7. The nucleic acid construct of claim 1 further comprising:

(vi) a sixth nucleic acid segment encoding a third fluorescent protein;

(vii) a seventh nucleic acid segment encoding a second slippery site;

(viii) an eighth nucleic acid segment encoding a second frameshift stimulatory sequence; and

(ix) a ninth nucleic acid segment encoding a second stop codon.

8. The nucleic acid construct of claim 7, wherein the first fluorescent protein, the second fluorescent protein and the third fluorescent protein are dependently selected from the group consisting of GFP, sfGFP, deGFP, eGFP, Venus, mVenus, YFP, Cerulean, Citrine, CFP, eYFP, eCFP, RFP, mRFP, mCherry, mmCherry, mTurquoise2, mKO2, BFP, mTagBFP2 and mutants or variants thereof.

9. The nucleic acid construct of claim 6, wherein the first fluorescent protein is a GFP and the second fluorescent protein is an RFP.

10. The nucleic acid construct of claim 8, wherein the first fluorescent protein is a GFP, the second fluorescent protein is an RFP and the third fluorescent protein is a BFP.

11. A genetically-engineered cell comprising one or more nucleic acid constructs of claim 1.

12. A genetically-engineered cell comprising one or more nucleic acid constructs of claim 7.

13. The genetically-engineered cell of claim 11, wherein the cell is a prokaryotic cell or a eukaryotic cell.

14. The genetically-engineered cell of claim 13, wherein the eukaryotic cell is a fungal cell.

15. The genetically-engineered cell of claim 14, wherein the fungal cell is Saccharomyces cerevisiae.

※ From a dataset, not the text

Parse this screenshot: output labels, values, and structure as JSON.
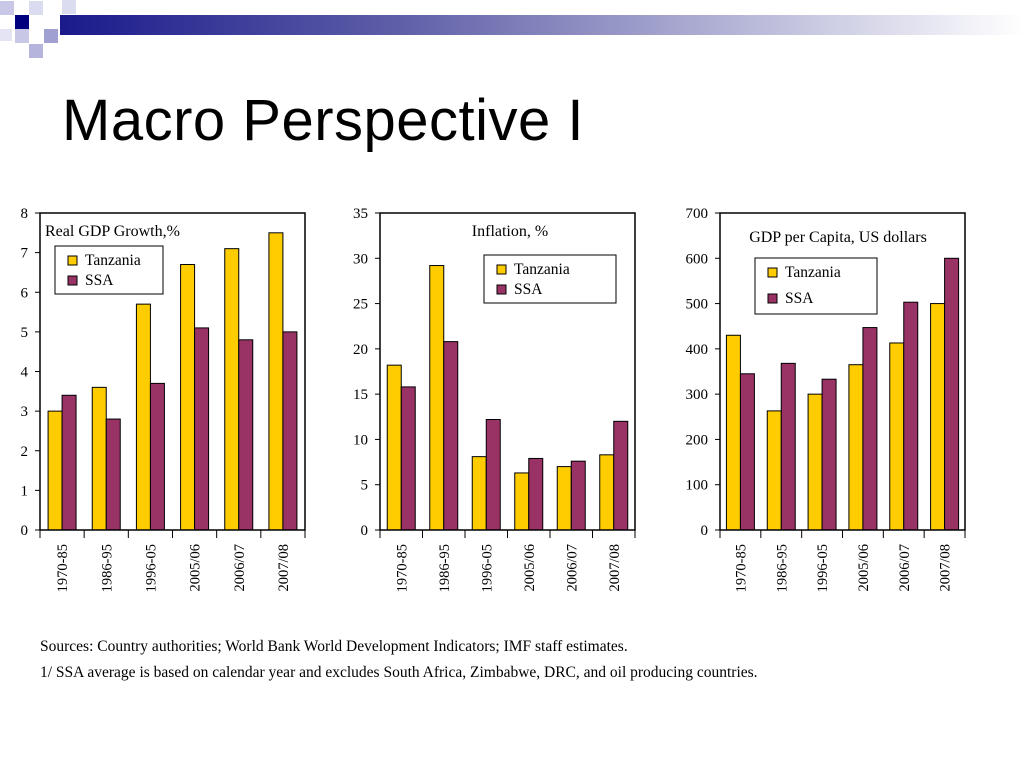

16. The genetically-engineered cell of claim 11, wherein the first fluorescent protein and the second fluorescent protein are expressed in the cell at a ratio of about 1:1,000 to about 1,000:1 or at a ratio of 1:100 to about 100:1.

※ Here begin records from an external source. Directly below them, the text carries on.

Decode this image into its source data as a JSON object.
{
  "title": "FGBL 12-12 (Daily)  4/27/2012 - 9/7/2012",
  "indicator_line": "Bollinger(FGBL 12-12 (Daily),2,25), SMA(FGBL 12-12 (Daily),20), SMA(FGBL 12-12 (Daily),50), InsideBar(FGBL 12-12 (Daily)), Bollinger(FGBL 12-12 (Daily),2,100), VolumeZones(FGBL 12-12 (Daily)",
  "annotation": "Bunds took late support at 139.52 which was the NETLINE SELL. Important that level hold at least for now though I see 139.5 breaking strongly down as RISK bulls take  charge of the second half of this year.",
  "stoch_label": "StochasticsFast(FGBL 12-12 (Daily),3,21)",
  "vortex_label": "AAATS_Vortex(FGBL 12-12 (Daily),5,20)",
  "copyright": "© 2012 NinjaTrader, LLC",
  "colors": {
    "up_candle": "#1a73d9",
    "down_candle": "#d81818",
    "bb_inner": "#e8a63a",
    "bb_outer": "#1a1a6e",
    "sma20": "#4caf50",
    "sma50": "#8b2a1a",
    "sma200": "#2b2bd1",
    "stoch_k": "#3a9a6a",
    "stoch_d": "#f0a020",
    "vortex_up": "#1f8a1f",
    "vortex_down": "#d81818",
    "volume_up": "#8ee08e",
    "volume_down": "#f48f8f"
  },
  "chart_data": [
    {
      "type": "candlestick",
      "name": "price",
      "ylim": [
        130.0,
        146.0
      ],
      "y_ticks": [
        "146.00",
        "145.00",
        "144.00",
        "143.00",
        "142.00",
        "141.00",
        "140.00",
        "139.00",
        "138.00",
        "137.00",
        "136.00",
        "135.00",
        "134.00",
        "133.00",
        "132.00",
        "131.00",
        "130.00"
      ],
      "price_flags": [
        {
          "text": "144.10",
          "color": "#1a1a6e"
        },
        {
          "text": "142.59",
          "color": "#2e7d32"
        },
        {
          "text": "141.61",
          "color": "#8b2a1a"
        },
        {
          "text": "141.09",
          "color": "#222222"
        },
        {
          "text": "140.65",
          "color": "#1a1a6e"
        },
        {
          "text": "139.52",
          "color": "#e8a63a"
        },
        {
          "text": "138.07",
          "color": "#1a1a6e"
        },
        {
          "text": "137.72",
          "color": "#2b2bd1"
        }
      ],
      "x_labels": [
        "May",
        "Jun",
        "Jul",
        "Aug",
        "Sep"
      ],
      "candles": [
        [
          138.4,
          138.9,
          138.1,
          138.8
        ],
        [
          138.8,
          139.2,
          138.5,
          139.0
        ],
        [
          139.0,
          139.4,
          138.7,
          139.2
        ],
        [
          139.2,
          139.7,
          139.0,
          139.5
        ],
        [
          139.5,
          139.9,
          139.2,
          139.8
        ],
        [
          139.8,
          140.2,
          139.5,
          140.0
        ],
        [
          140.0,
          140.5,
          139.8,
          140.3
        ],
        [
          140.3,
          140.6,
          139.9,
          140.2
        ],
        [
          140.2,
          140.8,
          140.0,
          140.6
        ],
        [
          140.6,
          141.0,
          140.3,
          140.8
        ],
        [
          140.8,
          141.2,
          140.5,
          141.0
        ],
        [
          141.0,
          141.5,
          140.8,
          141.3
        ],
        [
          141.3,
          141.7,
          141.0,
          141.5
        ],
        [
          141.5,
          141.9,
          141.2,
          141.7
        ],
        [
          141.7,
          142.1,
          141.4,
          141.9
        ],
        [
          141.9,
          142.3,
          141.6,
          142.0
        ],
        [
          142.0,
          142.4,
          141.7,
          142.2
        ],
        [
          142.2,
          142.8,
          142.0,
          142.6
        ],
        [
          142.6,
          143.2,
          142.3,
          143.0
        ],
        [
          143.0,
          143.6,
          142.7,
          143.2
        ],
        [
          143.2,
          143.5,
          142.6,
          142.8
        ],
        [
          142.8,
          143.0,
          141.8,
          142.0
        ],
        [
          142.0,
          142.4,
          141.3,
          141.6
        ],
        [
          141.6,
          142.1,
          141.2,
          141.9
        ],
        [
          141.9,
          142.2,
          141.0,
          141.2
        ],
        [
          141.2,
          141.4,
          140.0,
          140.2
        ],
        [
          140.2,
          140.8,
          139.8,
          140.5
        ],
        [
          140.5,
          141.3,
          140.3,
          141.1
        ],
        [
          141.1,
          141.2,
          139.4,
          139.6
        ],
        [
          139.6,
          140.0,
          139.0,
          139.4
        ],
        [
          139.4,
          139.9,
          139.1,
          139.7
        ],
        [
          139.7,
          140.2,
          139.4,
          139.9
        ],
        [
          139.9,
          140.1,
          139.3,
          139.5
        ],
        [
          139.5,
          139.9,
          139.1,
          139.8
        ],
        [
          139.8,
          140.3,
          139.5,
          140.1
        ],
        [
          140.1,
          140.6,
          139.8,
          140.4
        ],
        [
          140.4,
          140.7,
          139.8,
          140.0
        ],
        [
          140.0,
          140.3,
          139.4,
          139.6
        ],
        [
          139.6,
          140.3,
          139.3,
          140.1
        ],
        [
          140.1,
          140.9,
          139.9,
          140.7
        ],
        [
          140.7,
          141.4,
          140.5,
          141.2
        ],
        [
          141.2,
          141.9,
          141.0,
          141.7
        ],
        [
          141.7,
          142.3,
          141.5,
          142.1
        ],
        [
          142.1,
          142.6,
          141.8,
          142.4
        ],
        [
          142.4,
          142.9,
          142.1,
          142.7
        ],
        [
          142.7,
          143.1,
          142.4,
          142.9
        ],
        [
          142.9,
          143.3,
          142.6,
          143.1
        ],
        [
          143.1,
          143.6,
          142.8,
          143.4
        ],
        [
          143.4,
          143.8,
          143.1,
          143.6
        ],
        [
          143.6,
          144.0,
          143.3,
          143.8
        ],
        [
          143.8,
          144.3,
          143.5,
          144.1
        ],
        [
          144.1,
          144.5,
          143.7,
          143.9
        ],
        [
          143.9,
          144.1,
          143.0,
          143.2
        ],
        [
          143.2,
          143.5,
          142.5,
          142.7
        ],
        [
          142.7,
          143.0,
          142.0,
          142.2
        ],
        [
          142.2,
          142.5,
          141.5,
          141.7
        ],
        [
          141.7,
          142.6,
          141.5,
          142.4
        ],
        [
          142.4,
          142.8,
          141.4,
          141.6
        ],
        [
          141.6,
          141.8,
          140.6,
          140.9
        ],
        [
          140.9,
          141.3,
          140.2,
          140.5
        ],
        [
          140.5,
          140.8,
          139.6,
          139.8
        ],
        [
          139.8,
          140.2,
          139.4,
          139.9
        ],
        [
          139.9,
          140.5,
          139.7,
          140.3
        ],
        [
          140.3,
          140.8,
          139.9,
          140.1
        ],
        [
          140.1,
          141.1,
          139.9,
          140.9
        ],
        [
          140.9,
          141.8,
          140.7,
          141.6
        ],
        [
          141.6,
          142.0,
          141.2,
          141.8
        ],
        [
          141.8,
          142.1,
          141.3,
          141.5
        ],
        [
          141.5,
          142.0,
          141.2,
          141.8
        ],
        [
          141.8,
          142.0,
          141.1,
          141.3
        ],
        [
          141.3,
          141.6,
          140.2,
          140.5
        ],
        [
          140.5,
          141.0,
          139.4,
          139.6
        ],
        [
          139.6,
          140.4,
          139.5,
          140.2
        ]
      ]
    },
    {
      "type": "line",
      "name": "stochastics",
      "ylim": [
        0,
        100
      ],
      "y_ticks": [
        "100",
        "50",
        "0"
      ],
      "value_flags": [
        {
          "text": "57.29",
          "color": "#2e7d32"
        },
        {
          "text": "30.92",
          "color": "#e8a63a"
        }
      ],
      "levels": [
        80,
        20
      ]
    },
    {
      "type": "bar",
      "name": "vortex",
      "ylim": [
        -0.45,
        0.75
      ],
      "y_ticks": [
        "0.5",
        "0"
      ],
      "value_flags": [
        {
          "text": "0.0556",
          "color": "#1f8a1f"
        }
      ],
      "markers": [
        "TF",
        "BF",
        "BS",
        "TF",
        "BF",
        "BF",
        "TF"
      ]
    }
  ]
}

17. A kit comprising one or more nucleic acid constructs of claim 1.

18. A kit comprising a genetically-engineered cell of claim 11.

19. A method for labeling a cell, comprising introducing one or more nucleic acid constructs of claim 1 into the cell.

20. The method of claim 19 further comprising expressing two or more fluorescent proteins from the one or more nucleic acid constructs and determining the ratio of fluorescent between the two or more fluorescent proteins expressed in the cell.